Split PDF without uploading it
Split one PDF into smaller files locally, right in the browser.
Splitting a PDF should not require uploading private files to a random website. If the document is a contract, a report, or a packet of records, the safest option is usually the one that keeps the bytes on your device.
Browsers can do that now. PDFShore reads the file locally, copies only the pages you choose, and writes new PDFs on your machine. When the job creates more than one output, it bundles them into a ZIP so you get one clean download.
Why split locally
Online split tools usually upload the whole file first. That is fine for throwaway documents, but not for paperwork that should stay private. Local split removes the upload step completely, which means no server copy, no queue, and no mystery retention window.
Three ways people split PDFs
- Choose exact page ranges, like 1-3, 5, 8-10.
- Export one page per file when each page stands on its own.
- Break a long PDF into chunks of 5, 10, or 20 pages.

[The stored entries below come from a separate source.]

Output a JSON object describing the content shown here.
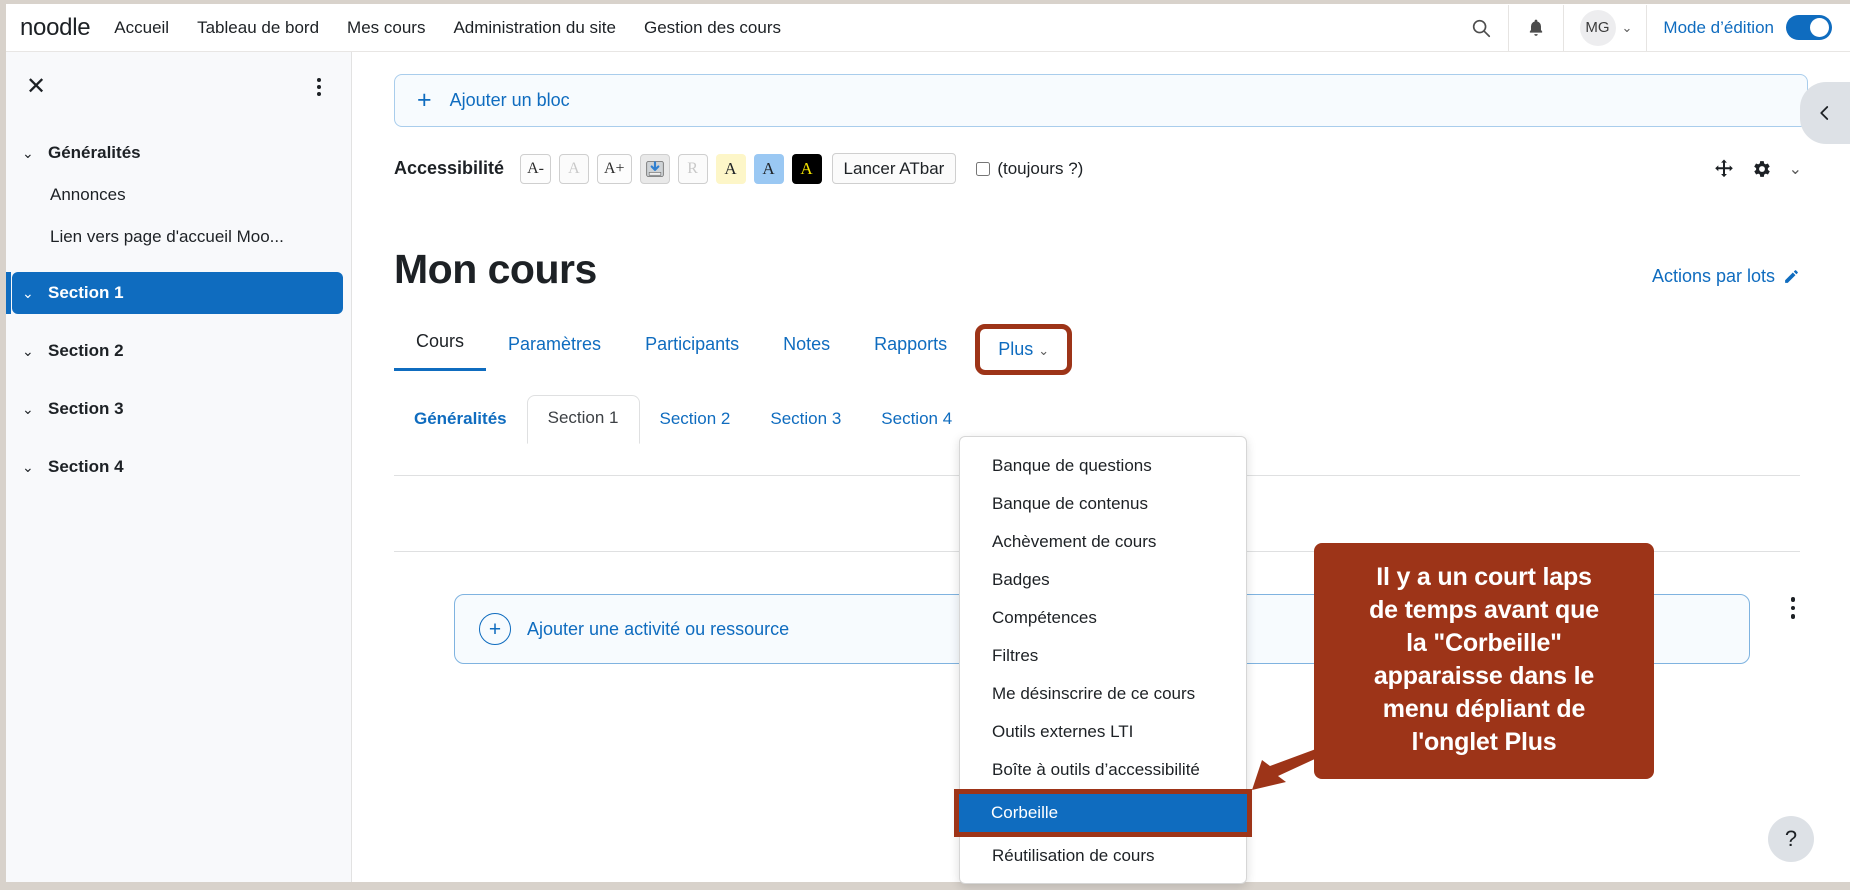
{
  "navbar": {
    "brand": "noodle",
    "links": [
      "Accueil",
      "Tableau de bord",
      "Mes cours",
      "Administration du site",
      "Gestion des cours"
    ],
    "search_icon": "search-icon",
    "notifications_icon": "bell-icon",
    "avatar_initials": "MG",
    "edit_mode_label": "Mode d’édition",
    "edit_mode_on": true
  },
  "drawer": {
    "close_label": "✕",
    "items": [
      {
        "label": "Généralités",
        "type": "section",
        "active": false
      },
      {
        "label": "Annonces",
        "type": "sub"
      },
      {
        "label": "Lien vers page d'accueil Moo...",
        "type": "sub"
      },
      {
        "label": "Section 1",
        "type": "section",
        "active": true
      },
      {
        "label": "Section 2",
        "type": "section",
        "active": false
      },
      {
        "label": "Section 3",
        "type": "section",
        "active": false
      },
      {
        "label": "Section 4",
        "type": "section",
        "active": false
      }
    ]
  },
  "add_block": {
    "label": "Ajouter un bloc",
    "icon": "plus-icon"
  },
  "accessibility": {
    "title": "Accessibilité",
    "decrease": "A-",
    "reset": "A",
    "increase": "A+",
    "image_icon": "image-toggle-icon",
    "readable": "R",
    "swatch_yellow": "A",
    "swatch_blue": "A",
    "swatch_black": "A",
    "launch_atbar": "Lancer ATbar",
    "always_label": "(toujours ?)",
    "always_checked": false,
    "move_icon": "move-icon",
    "gear_icon": "gear-icon",
    "chevron_icon": "chevron-down-icon"
  },
  "page": {
    "title": "Mon cours",
    "bulk_actions": "Actions par lots",
    "bulk_icon": "pencil-icon"
  },
  "primary_tabs": [
    {
      "label": "Cours",
      "active": true,
      "boxed": false
    },
    {
      "label": "Paramètres",
      "active": false,
      "boxed": false
    },
    {
      "label": "Participants",
      "active": false,
      "boxed": false
    },
    {
      "label": "Notes",
      "active": false,
      "boxed": false
    },
    {
      "label": "Rapports",
      "active": false,
      "boxed": false
    },
    {
      "label": "Plus",
      "active": false,
      "boxed": true,
      "chevron": "⌄"
    }
  ],
  "section_tabs": [
    {
      "label": "Généralités",
      "selected": false,
      "bold": true
    },
    {
      "label": "Section 1",
      "selected": true,
      "bold": false
    },
    {
      "label": "Section 2",
      "selected": false,
      "bold": false
    },
    {
      "label": "Section 3",
      "selected": false,
      "bold": false
    },
    {
      "label": "Section 4",
      "selected": false,
      "bold": false
    }
  ],
  "add_activity": {
    "label": "Ajouter une activité ou ressource",
    "icon": "plus-circle-icon"
  },
  "dropdown": {
    "items": [
      {
        "label": "Banque de questions",
        "highlighted": false
      },
      {
        "label": "Banque de contenus",
        "highlighted": false
      },
      {
        "label": "Achèvement de cours",
        "highlighted": false
      },
      {
        "label": "Badges",
        "highlighted": false
      },
      {
        "label": "Compétences",
        "highlighted": false
      },
      {
        "label": "Filtres",
        "highlighted": false
      },
      {
        "label": "Me désinscrire de ce cours",
        "highlighted": false
      },
      {
        "label": "Outils externes LTI",
        "highlighted": false
      },
      {
        "label": "Boîte à outils d’accessibilité",
        "highlighted": false
      },
      {
        "label": "Corbeille",
        "highlighted": true
      },
      {
        "label": "Réutilisation de cours",
        "highlighted": false
      }
    ]
  },
  "callout": {
    "lines": [
      "Il y a un court laps",
      "de temps avant que",
      "la \"Corbeille\"",
      "apparaisse dans le",
      "menu dépliant de",
      "l'onglet Plus"
    ],
    "text": "Il y a un court laps de temps avant que la \"Corbeille\" apparaisse dans le menu dépliant de l'onglet Plus"
  },
  "right_panel_toggle": {
    "icon": "chevron-left-icon"
  },
  "help_button": {
    "label": "?"
  },
  "colors": {
    "accent_blue": "#0f6cbf",
    "annotation_red": "#9d3418",
    "drawer_bg": "#f8f9fb",
    "highlight_blue": "#0f6cbf"
  }
}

All three work well in the browser because the app only needs to copy pages. It does not need to render the document or send the file anywhere.
What to watch for
Splitting is simple, but there are still a few edge cases worth knowing about:
- Password-protected PDFs need to be unlocked first.
- Very large files take longer on older laptops.
- Bad page ranges should be checked before you click split.
Quick flow in PDFShore
Open Split PDF, drop one file, pick a mode, and enter the page ranges or chunk size if needed. Hit Split PDF and wait for the progress bar to finish. The result is either one PDF or a ZIP with several PDFs inside.
If you want to compress the pieces afterward, the browser stays the same and the privacy rules stay the same.